BEVERLY HILLS, Calif. (AP) - With tragedies like Trayvon Martin's death still occurring, more people are calling for open conversations about race in this country. Henry Louis Gates, however, believes that the best way to facilitate a conversation that will lead to structural change is through education.

That's what he's hoping will happen with "The African Americans: Many Rivers to Cross," a six-hour PBS documentary series that traces 500 years of black history.

"To tell the whole sweep of African-American history – no one's tried to do that. That was what we were crazy enough to do," Gates said in an interview on Wednesday.

He hopes the series will find its way into the nation's schools as well as its living rooms, and acquaint audiences of all ages – both black and white – with black history, about which he says both races are equally ignorant.

"How can I help with the conversation about race?

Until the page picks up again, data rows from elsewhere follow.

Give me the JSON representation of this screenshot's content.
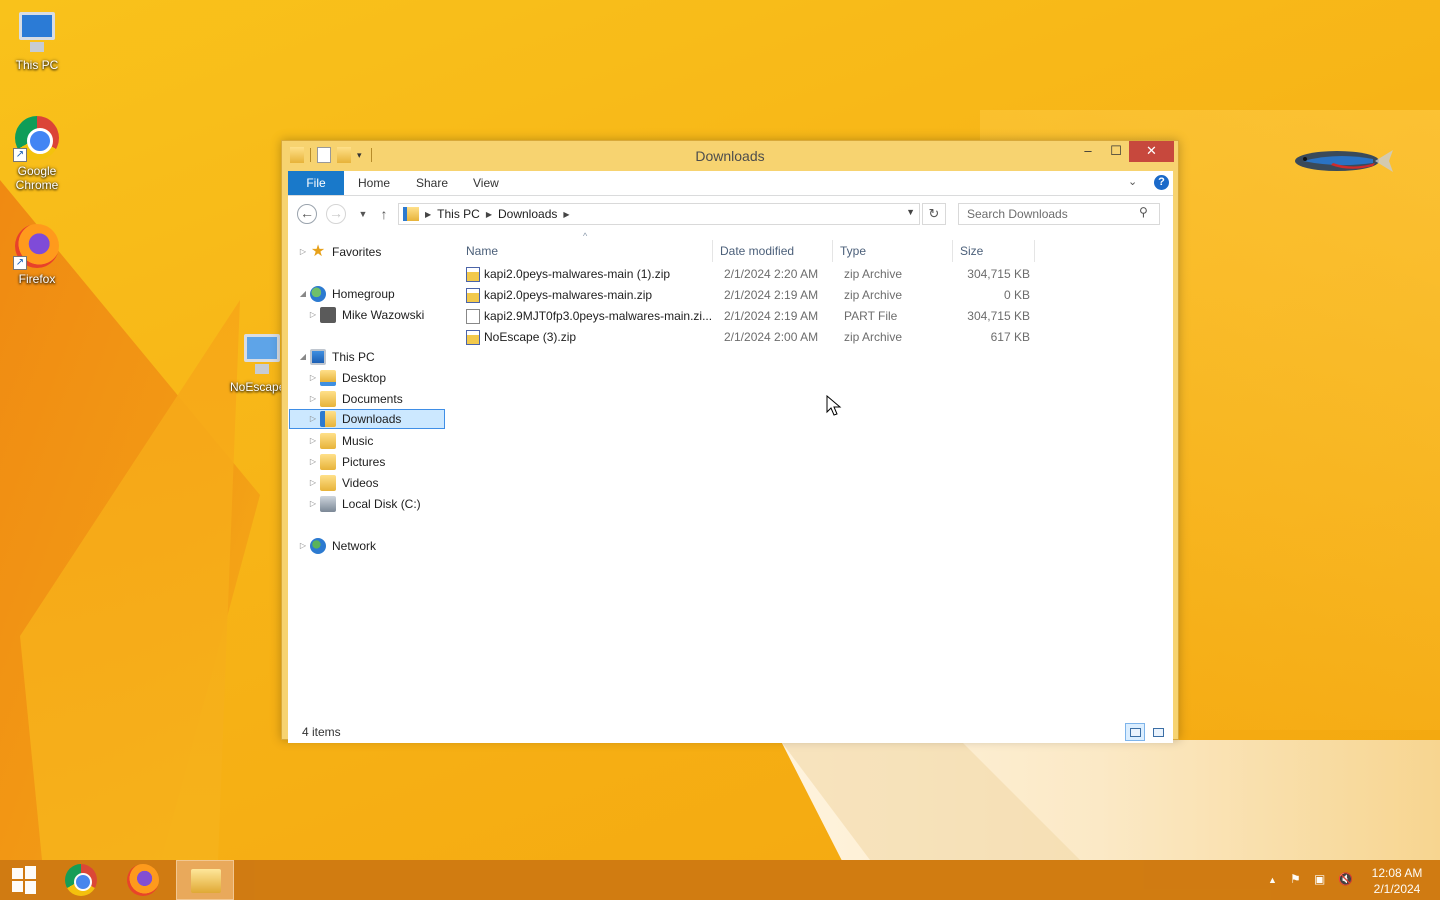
{
  "desktop": {
    "icons": [
      {
        "label": "This PC"
      },
      {
        "label": "Google Chrome"
      },
      {
        "label": "Firefox"
      },
      {
        "label": "NoEscape"
      }
    ]
  },
  "window": {
    "title": "Downloads",
    "controls": {
      "minimize": "–",
      "maximize": "☐",
      "close": "✕"
    },
    "ribbon": {
      "file": "File",
      "home": "Home",
      "share": "Share",
      "view": "View",
      "help": "?"
    },
    "address": {
      "crumbs": [
        "This PC",
        "Downloads"
      ]
    },
    "search": {
      "placeholder": "Search Downloads"
    },
    "nav_tree": [
      {
        "label": "Favorites",
        "icon": "star-icon"
      },
      {
        "label": "Homegroup",
        "icon": "homegroup-icon"
      },
      {
        "label": "Mike Wazowski",
        "icon": "user-icon"
      },
      {
        "label": "This PC",
        "icon": "computer-icon"
      },
      {
        "label": "Desktop",
        "icon": "folder-icon"
      },
      {
        "label": "Documents",
        "icon": "folder-icon"
      },
      {
        "label": "Downloads",
        "icon": "downloads-folder-icon",
        "selected": true
      },
      {
        "label": "Music",
        "icon": "folder-icon"
      },
      {
        "label": "Pictures",
        "icon": "folder-icon"
      },
      {
        "label": "Videos",
        "icon": "folder-icon"
      },
      {
        "label": "Local Disk (C:)",
        "icon": "disk-icon"
      },
      {
        "label": "Network",
        "icon": "network-icon"
      }
    ],
    "columns": {
      "name": "Name",
      "date": "Date modified",
      "type": "Type",
      "size": "Size"
    },
    "files": [
      {
        "name": "kapi2.0peys-malwares-main (1).zip",
        "date": "2/1/2024 2:20 AM",
        "type": "zip Archive",
        "size": "304,715 KB",
        "icon": "zip-file-icon"
      },
      {
        "name": "kapi2.0peys-malwares-main.zip",
        "date": "2/1/2024 2:19 AM",
        "type": "zip Archive",
        "size": "0 KB",
        "icon": "zip-file-icon"
      },
      {
        "name": "kapi2.9MJT0fp3.0peys-malwares-main.zi...",
        "date": "2/1/2024 2:19 AM",
        "type": "PART File",
        "size": "304,715 KB",
        "icon": "blank-file-icon"
      },
      {
        "name": "NoEscape (3).zip",
        "date": "2/1/2024 2:00 AM",
        "type": "zip Archive",
        "size": "617 KB",
        "icon": "zip-file-icon"
      }
    ],
    "status": {
      "count": "4 items"
    }
  },
  "taskbar": {
    "clock": {
      "time": "12:08 AM",
      "date": "2/1/2024"
    }
  },
  "colors": {
    "accent": "#1979ca",
    "wallpaper": "#f7b417",
    "selection": "#cce8ff",
    "close": "#c7483d"
  }
}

Schools are tools for the formation of citizenship. My target is the school curriculum: getting an integrated story told," he said.

An author, Harvard scholar, social critic and filmmaker, Gates has produced such past documentary series as "Wonders of the African World" and "Finding Your Roots."

In this latest project, he reaches back to the beginning – which turns out to be about a century earlier than many accounts of black history in the New World.

Ponce de Leon

"The very first African to come to North America was a free man accompanying Ponce de Leon who arrived in Florida in 1513, more than a century before the first 20 Africans arrived in Jamestown in 1620," Gates said. "Nobody was talking about those first 107 years of African-American history."

Gates has also tried to get the inside story that he says has commonly eluded historians.

"I've always been struck by the quality of conversations in a black beauty parlor or a black barber shop, as opposed to what black officials say or what black teachers write in a textbook," Gates said, "because we edit ourselves.

"I wanted to get the subjects in the film to speak to me as we would speak to each other behind closed doors."

Gates said that between 1501 and 1866, 388,000 slaves were brought from Africa to the United States, with 42 million of their descendants alive today.

"We want to tell about the world they created, how they survived, and how they eventually thrived," he said. "This isn't the history of George Washington, it's the history of his slave, Harry Washington. This isn't the story of 'American Bandstand,' it's the story of 'Soul Train.'"

"The African Americans: Many Rivers to Cross" premieres October 22.